Sunday writing

So this kind of got away from me, or maybe I never really had a handle on it in the first place. It’s free-writing, based on a newspaper headline and a drawing from the New York Times book review pages. So it’s almost guaranteed to not be completely coherent. But it’s what I wrote today, beyond the morning pages, which I’ve been doing consistently since the end of January.

If they had killed her, she didn’t remember it. She couldn’t let herself think about that now, anyway, not with the portal behind her closing — no, wait, she’d blinked, and now it was closed — and the next portal not scheduled to appear until she didn’t know when, or how, or where. She didn’t even know what this city was called, much less where the portal had dumped her inside of it. Where were the street signs, the people? It looked so different than it had just a minute ago — not that a minute ago it had looked any less strange. The thing on her belt, what she thought Leo had called the actopulse when he’d first hooked it there and shoved her through, that was blinking; and when she looked at its readout, the red flashing numbers painted across its dented and silvery face, it seemed to suggest she’d traveled forty years into the future. Which, okay, sure, fine, she could believe that. She’d seen a lot weirder happen since she’d bumped into Leo that morning, and time travel at least seemed plausible enough as far as explanations went. But then, was this still the same place, that crazy city that Leo had stranded her in when he pushed her through that first portal? Because then where were the people? And not just the two who had been chasing her, had opened fire just as she’d —

Damn, why couldn’t she remember? It was these portals, or maybe just this last one, that had Swiss-cheesed her brain. She’d liked to give that jerk Leo a piece of her brain when — no, wait, of her mind. He’d probably wanta piece of her brain after this, stuffed in a formaldehyde jar on a shelf in his lab, studying what had happened to her, what happened to a person exposed to the portals, the actopulse — if that even was what he’d called it. And why couldn’t she remember? Had they killed her? She couldn’t be here, forty years later, if they’d done that, could she?
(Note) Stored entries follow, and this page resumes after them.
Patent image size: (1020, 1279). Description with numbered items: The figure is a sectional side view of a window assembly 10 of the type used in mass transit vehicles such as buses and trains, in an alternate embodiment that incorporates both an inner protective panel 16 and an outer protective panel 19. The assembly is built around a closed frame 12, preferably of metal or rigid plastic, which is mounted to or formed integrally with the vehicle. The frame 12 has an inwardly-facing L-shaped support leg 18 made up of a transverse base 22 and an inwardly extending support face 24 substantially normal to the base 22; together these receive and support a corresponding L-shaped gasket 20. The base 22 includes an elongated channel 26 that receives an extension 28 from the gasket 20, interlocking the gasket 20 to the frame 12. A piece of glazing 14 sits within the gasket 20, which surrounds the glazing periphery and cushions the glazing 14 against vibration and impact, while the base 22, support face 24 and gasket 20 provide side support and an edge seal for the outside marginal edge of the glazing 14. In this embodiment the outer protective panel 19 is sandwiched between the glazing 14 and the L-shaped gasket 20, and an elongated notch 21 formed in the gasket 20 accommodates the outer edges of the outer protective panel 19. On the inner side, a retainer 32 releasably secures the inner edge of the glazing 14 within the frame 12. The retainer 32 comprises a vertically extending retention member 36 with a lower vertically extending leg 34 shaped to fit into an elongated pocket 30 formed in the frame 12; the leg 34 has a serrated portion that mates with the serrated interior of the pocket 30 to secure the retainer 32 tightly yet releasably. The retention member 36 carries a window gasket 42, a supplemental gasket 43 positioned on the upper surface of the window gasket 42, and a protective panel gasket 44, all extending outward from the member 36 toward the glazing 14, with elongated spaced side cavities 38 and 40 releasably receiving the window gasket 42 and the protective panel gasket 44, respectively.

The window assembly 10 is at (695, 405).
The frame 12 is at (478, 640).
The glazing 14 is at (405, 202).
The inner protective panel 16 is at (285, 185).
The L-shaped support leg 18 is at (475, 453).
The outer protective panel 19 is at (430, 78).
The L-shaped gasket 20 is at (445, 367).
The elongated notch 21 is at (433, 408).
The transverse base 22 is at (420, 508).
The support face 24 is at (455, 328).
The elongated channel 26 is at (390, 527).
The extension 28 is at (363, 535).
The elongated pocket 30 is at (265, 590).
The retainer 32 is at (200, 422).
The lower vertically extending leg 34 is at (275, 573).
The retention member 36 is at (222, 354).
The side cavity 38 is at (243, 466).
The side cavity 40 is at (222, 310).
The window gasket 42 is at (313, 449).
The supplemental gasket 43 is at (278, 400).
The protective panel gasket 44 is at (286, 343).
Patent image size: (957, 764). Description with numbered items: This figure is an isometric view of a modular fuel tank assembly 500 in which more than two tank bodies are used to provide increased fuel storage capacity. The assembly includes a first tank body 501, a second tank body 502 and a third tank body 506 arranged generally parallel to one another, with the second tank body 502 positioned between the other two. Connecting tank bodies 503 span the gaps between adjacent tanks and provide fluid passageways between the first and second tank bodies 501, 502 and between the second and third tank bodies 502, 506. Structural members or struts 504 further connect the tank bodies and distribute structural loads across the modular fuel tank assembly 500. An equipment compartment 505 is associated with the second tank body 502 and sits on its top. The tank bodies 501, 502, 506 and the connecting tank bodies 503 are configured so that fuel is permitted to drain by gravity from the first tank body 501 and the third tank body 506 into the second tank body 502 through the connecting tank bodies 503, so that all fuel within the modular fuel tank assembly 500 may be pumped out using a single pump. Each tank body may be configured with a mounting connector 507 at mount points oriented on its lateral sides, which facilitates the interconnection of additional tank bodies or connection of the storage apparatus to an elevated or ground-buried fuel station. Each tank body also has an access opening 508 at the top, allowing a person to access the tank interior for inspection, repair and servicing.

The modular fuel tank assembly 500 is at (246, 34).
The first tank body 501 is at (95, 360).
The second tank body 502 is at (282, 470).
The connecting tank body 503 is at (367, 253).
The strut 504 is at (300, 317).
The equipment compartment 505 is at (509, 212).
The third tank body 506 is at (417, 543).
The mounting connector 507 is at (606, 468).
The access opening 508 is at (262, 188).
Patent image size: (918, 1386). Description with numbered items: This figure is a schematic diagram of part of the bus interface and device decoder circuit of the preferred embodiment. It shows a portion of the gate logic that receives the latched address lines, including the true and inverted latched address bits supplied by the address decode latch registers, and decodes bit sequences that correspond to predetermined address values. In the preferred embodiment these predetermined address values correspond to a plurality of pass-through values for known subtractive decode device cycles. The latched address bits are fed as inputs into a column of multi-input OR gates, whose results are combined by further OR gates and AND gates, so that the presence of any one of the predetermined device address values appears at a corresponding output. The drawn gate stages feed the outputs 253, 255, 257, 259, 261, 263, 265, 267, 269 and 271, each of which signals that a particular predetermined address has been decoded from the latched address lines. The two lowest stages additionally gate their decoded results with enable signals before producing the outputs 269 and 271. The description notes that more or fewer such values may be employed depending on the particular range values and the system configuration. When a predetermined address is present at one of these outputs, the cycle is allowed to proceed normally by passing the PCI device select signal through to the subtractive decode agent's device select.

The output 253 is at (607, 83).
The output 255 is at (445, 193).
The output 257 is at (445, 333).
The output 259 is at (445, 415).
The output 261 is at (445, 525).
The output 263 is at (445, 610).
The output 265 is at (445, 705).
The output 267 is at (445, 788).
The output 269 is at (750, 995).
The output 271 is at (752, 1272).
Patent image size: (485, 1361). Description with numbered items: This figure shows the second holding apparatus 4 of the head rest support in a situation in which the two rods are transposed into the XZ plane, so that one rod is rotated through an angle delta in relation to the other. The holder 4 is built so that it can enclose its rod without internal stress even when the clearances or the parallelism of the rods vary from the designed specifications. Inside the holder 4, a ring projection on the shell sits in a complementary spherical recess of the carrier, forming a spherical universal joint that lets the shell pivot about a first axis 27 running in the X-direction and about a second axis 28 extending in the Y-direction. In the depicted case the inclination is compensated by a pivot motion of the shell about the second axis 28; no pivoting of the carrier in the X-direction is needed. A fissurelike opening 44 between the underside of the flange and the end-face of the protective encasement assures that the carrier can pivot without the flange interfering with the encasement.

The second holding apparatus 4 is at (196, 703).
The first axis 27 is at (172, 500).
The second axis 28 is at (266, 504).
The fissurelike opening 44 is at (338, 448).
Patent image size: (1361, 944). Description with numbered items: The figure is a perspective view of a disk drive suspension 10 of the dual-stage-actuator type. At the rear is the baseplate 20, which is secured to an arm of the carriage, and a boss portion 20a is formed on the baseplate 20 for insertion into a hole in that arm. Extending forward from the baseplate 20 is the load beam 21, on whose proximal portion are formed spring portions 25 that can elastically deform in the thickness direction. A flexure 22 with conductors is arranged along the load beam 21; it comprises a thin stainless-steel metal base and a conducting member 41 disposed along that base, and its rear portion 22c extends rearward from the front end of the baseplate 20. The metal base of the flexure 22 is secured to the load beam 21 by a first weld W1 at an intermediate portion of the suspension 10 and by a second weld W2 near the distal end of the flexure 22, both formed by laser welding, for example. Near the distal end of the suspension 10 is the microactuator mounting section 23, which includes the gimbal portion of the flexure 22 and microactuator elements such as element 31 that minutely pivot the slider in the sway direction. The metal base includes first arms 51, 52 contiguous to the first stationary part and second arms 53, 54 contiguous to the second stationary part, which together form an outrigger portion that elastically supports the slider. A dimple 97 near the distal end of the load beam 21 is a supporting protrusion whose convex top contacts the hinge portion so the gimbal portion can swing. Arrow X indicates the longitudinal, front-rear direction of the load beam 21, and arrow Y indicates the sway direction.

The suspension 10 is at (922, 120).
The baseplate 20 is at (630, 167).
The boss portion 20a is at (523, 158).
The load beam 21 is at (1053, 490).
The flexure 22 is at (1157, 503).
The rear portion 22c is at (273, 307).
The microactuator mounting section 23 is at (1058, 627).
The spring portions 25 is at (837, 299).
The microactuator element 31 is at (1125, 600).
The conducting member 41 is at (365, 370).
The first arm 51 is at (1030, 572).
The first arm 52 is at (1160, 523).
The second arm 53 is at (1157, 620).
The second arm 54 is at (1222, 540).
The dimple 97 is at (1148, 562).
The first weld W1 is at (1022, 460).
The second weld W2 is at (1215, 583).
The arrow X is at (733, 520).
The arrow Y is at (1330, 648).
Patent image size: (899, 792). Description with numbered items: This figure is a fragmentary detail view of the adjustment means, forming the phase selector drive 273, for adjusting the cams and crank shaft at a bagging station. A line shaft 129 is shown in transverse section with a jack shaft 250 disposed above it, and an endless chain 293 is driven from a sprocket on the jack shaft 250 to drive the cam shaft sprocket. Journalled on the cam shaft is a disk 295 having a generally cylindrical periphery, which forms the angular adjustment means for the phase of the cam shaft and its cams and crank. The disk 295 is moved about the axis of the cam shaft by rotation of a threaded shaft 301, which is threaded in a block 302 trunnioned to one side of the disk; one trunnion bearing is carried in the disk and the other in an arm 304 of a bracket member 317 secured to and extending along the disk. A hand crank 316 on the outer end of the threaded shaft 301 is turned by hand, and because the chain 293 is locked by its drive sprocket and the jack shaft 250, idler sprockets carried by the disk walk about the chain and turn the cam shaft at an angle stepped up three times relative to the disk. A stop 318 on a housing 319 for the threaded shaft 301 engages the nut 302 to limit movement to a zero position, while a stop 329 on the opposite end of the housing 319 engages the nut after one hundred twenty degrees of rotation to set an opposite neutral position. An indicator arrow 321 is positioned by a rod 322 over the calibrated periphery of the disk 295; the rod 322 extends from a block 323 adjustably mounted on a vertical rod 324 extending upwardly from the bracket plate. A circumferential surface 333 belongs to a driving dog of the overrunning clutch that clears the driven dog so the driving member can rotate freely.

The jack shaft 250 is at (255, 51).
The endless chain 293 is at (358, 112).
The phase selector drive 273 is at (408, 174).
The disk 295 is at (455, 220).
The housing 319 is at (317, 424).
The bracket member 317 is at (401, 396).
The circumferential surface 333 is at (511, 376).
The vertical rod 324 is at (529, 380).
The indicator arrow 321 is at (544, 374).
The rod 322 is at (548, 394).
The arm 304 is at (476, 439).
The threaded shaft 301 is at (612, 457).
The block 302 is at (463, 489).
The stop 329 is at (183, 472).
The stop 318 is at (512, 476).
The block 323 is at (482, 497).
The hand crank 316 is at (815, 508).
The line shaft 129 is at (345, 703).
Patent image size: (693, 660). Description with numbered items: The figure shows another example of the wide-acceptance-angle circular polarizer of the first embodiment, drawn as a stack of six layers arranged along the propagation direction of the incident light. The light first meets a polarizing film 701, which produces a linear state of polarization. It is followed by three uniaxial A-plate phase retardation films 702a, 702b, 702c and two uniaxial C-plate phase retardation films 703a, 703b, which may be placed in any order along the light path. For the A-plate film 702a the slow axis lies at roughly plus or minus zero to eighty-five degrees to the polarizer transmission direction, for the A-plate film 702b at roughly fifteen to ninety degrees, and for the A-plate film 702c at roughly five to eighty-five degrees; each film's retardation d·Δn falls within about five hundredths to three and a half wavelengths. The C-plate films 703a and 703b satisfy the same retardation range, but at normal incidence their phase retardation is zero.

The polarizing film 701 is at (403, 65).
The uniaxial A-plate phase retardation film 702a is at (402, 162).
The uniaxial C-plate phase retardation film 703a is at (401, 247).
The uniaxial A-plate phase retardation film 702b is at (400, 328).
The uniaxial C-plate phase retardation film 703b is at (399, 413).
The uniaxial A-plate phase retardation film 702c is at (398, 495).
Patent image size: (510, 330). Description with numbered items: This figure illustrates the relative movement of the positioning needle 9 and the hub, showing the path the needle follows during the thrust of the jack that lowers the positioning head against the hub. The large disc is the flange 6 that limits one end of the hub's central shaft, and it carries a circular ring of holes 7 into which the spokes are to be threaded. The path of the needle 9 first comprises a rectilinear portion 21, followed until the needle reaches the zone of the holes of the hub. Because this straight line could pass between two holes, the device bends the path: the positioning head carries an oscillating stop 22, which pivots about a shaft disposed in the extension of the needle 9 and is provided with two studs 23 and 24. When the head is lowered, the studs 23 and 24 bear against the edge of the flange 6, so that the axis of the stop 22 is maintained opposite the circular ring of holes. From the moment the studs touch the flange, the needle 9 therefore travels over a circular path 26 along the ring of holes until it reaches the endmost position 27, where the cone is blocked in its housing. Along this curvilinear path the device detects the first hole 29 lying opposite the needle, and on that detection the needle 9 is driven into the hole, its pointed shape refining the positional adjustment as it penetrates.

Okay, she thought, brain’s still a little foggy after that last jump. I know I opened the portal to get away from those two guys, the two in black with the weird guns. And they’re not here, so at least that much is good. She just needed to figure out where she was, and —

Maybe there was another Leo here, too? He’s the one who’d sent those goons after her, right? She was starting to remember, at least a little. This was some kind of parallel dimension, and she wasn’t supposed to be here, like physically not supposed to be here, on a quantum level. And the actopulse didn’t really work worth a damn. It kept her from getting ripped apart, atom by atom, whenever she stepped — or got shoved — through a portal, but it didn’t stop wear and tear on those atoms, didn’t keep her memory safe from that wear and tear, and didn’t help her one bit when parallel versions of Leo tried to have her killed for invading his private kingdom.

Would he still be king of this world forty years later? She couldn’t imagine any world dumb enough to let that happen. She needed to find out, get off the street, and then figure out a way to get home. Or at least get to the next portal, which probably wouldn’t be good for her memory or atoms but which might at least lead somewhere better, somewhere else. She’d keep going till the actopulse, or her brain, conked out.

Tonight, I think I’m going to spend reading Kaleidotrope submissions. Because there ain’t no party like a slush-reading party.